Stein Mart began reopening its stores a week later and experienced early optimistic sales trends but business dropped off sharply when the COVID-19 resurgence hit at the beginning of summer.
The tailspin forced Stein Mart to file for Chapter 11 bankruptcy Aug. 12 and it closed the last of its stores about two months later.
Retail Ecommerce Ventures, a company that has been reviving failed retailers with online stores, acquired the rights to Stein Mart’s intellectual property in bankruptcy court. It intends to relaunch Stein Mart’s online store in early 2021, but the chain of retail stores across the country is gone.
It took 18 months, but Waste Management Inc. finally completed its $4.6 billion acquisition of Ponte Vedra-based Advanced Disposal Services Inc. on Oct. 30.
When the two waste services companies agreed to merge in April 2019, everyone knew it would take awhile to close the deal because of antitrust reviews by federal and state officials. It took much longer than expected.
Waste Management is the largest U.S. waste services company with about 21% of the market and Advanced Disposal ranks fourth with a 2% market share, according to a recent report by Morgan Stanley analysts.
The two companies thought they could resolve antitrust concerns with a deal in June to sell $835 million in assets from the merged company to GFL Environmental.
The U.S. Justice Department and five state attorneys general, including Florida Attorney General Ashley Moody, ordered additional divestitures in October.

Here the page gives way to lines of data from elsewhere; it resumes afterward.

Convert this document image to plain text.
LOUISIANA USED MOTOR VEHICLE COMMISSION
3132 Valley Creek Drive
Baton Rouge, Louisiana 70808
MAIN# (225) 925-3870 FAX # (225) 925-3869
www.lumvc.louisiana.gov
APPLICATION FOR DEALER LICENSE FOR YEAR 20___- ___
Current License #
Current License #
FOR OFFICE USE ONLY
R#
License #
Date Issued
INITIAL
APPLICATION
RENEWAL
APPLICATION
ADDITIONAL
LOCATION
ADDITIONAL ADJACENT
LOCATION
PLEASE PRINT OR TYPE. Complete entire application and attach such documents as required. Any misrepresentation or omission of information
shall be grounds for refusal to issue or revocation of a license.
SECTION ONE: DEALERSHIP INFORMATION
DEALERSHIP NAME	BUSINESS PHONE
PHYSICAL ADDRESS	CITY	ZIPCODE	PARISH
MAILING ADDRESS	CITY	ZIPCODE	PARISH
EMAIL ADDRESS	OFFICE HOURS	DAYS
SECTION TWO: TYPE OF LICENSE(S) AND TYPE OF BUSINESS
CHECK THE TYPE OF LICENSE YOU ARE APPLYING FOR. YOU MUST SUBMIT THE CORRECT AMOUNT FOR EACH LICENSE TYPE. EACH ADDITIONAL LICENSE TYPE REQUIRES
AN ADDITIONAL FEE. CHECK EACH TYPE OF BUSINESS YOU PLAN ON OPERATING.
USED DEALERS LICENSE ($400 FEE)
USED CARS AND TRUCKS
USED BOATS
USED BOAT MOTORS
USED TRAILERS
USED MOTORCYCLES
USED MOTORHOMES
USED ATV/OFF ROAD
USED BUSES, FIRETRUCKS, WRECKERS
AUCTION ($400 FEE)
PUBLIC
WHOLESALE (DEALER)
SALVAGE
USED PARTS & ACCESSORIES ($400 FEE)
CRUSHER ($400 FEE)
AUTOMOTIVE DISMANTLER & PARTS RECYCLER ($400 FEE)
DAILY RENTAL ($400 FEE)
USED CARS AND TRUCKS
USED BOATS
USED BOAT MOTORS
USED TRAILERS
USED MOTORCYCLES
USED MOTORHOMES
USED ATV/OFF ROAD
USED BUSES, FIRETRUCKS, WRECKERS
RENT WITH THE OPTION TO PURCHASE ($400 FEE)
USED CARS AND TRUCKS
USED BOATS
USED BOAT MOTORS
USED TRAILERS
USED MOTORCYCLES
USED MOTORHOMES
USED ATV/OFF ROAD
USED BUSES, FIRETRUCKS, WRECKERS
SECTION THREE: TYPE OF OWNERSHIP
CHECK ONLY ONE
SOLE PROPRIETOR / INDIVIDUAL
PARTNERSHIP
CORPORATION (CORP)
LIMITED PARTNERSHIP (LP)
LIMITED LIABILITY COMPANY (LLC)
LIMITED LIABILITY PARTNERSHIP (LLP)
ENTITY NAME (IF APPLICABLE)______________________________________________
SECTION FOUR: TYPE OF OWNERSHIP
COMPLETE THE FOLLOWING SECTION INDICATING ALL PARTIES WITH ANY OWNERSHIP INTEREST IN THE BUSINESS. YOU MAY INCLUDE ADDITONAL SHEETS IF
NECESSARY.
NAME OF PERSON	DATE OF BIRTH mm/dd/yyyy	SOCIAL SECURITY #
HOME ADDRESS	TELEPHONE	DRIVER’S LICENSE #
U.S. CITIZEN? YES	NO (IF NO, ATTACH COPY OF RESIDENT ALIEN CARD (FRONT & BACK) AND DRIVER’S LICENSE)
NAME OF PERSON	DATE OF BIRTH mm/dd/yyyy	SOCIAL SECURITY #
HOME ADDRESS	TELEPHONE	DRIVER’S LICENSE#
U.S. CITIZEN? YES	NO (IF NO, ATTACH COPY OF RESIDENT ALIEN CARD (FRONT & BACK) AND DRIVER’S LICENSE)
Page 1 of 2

That set of asset sales, which included 10 Advanced Disposal commercial waste collection routes and a hauling facility in Jacksonville and 12 Waste Management routes in St. Johns and Clay counties, cleared the way to close the deal.
Fidelity National Financial Inc. ranked a distant third among Jacksonville’s Fortune 500 companies with about $8.5 billion in revenue in 2019.
That changed in 2020. An acquisition in June put Fidelity neck and neck with the other two in the race to be Jacksonville’s largest company.
Title insurance company Fidelity bought FGL Holdings for $2.7 billion. FGL operates a Des Moines, Iowa-based company called Fidelity & Guaranty Life, which provides annuity and life insurance products.
Fidelity & Guaranty was not related previously to Fidelity National Financial.
The addition of F&G’s business increased Fidelity’s revenue in the third quarter by $442 million to $2.98 billion. That put Fidelity ahead of railroad company CSX Corp., which fell to $2.65 billion as the COVID-19 pandemic reduced freight traffic.
Fidelity National Financial still ranked behind Fidelity National Information Services Inc., or FIS, the financial technology group that was spun off from the title insurance company.
FIS grew substantially with the biggest deal of 2019, its $48 billion acquisition of payments company Worldpay Inc., and its third-quarter revenue reached $3.2 billion.